Maniaque ; Alec l’est, c’est un fait. Mais d’un autre côté, quel être humain normalement constitué ne serait pas énervé en retrouvant des chaussettes sales éparpillées partout dans la salle de bain ? Odeur peu agréable en assortiment de surcroit ; le monoclard fronce le nez d’un air dégouté avant d’ouvrir la fenêtre. Il voulait juste prendre une douche, merde à la fin. La journée a été longue ; il aurait vraiment aimé pouvoir se poser. Pour ça qu’il a fait abstraction –péniblement, il faut bien l’avouer- du capharnaüm qui règne dans l’entrée, dans le salon, bref, partout. Tout ça à cause de Léocade ; celui-ci étant à-priori absent. Sans doute enfermé dans sa chambre, et surtout, dans son monde.
Tant mieux. Alec l’aurait plus que probablement étripé.
Un soupir agacé. Jamais, JAMAIS les gens ne l’écouteront. Qu’est-ce que ca leur coute, de ranger leurs affaires, franchement ? Rien du tout ; même le plus avare des garçons pourrait ranger ses chaussettes, ou au moins les mettre dans le panier de linge sale. C’t’incroyable quand même, cette propension qu’ont les gens à le faire CHIER. Alec hésite un instant ; brûler l’objet du délit ou faire comme s’il n’avait rien vu ?
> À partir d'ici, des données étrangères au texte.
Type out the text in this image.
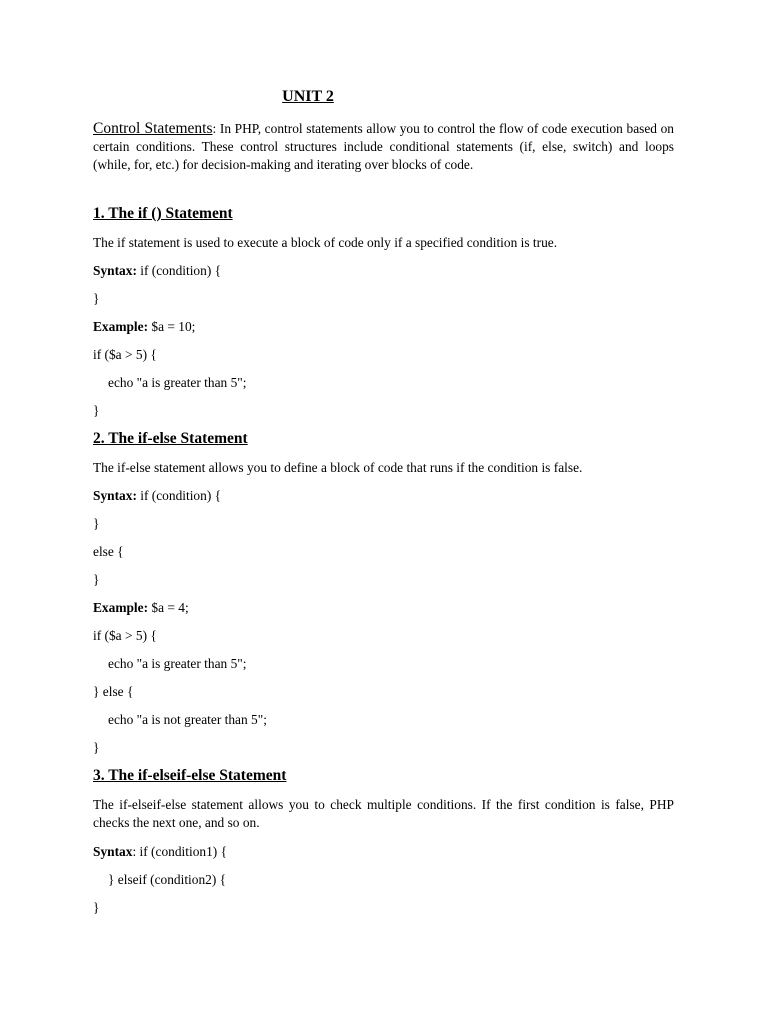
UNIT 2
Control Statements: In PHP, control statements allow you to control the flow of code execution based on certain conditions. These control structures include conditional statements (if, else, switch) and loops (while, for, etc.) for decision-making and iterating over blocks of code.
1. The if () Statement
The if statement is used to execute a block of code only if a specified condition is true.
Syntax: if (condition) {
}
Example: $a = 10;
if ($a > 5) {
echo "a is greater than 5";
}
2. The if-else Statement
The if-else statement allows you to define a block of code that runs if the condition is false.
Syntax: if (condition) {
}
else {
}
Example: $a = 4;
if ($a > 5) {
echo "a is greater than 5";
} else {
echo "a is not greater than 5";
}
3. The if-elseif-else Statement
The if-elseif-else statement allows you to check multiple conditions. If the first condition is false, PHP checks the next one, and so on.
Syntax: if (condition1) {
} elseif (condition2) {
}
Dans un premier temps, c’est la seconde option qui a sa préférence. Mais Alec n’a jamais été connu pour la qualité exponentielle de sa patience ; encore moins de sa tolérance. A peine se retourne-t-il qu’une autre chaussette s’impose à son regard. Et encore, si c’était la seconde qui complète la paire… Mais non, même pas. Désordonnées et dépareillées de surcroit ; c’en est trop pour le monoclard.
Il grogne, comme un chaton en colère ; et il sort les griffes. Se saisissant brusquement des items posant problème au maniaque profond qu’il est, monsieur fait le ménage. Une chaussette, deux chaussettes ; oh et puis, tiens, tant qu’à faire, ce Tee-shirt dégoutant, cette chemise froissée et ce vieux cahier à moitié déchiré. Le jour où Léocade prendra soin de ses affaires, Alec y accordera lui-même de la considération. Les bras rapidement chargés, il râle. Des mots inaudibles pour la plupart, certains flirtant avec la grossièreté. Envolé, le flegme britannique ; et pourtant il en faut pour que le jeune homme le perde.
Bazar et saleté sont deux armes redoutables pour son calme. Le désordre l’irrite au plus haut point, c’est un fait. Obsédé par le rangement des lieux dans lesquels il évolue, il est bien incapable de supporter docilement le bordel –excusez-le, il n’y a pas d’autre mot possible- distillé dans son propre habitat par le russe. Alec n’est pas prêt pour la colocation ; mais ce n’est pas vraiment comme s’il avait le choix. La salle de bain et le salon sont enfin impeccables ; c’est dans la poubelle que finiront tous les objets qui troublaient l’harmonie des lieux jusqu’ici. Lassé de râler quotidiennement sans le moindre résultat, le monoclard ne demande plus l’avis de personne. Il jette et c’est tout.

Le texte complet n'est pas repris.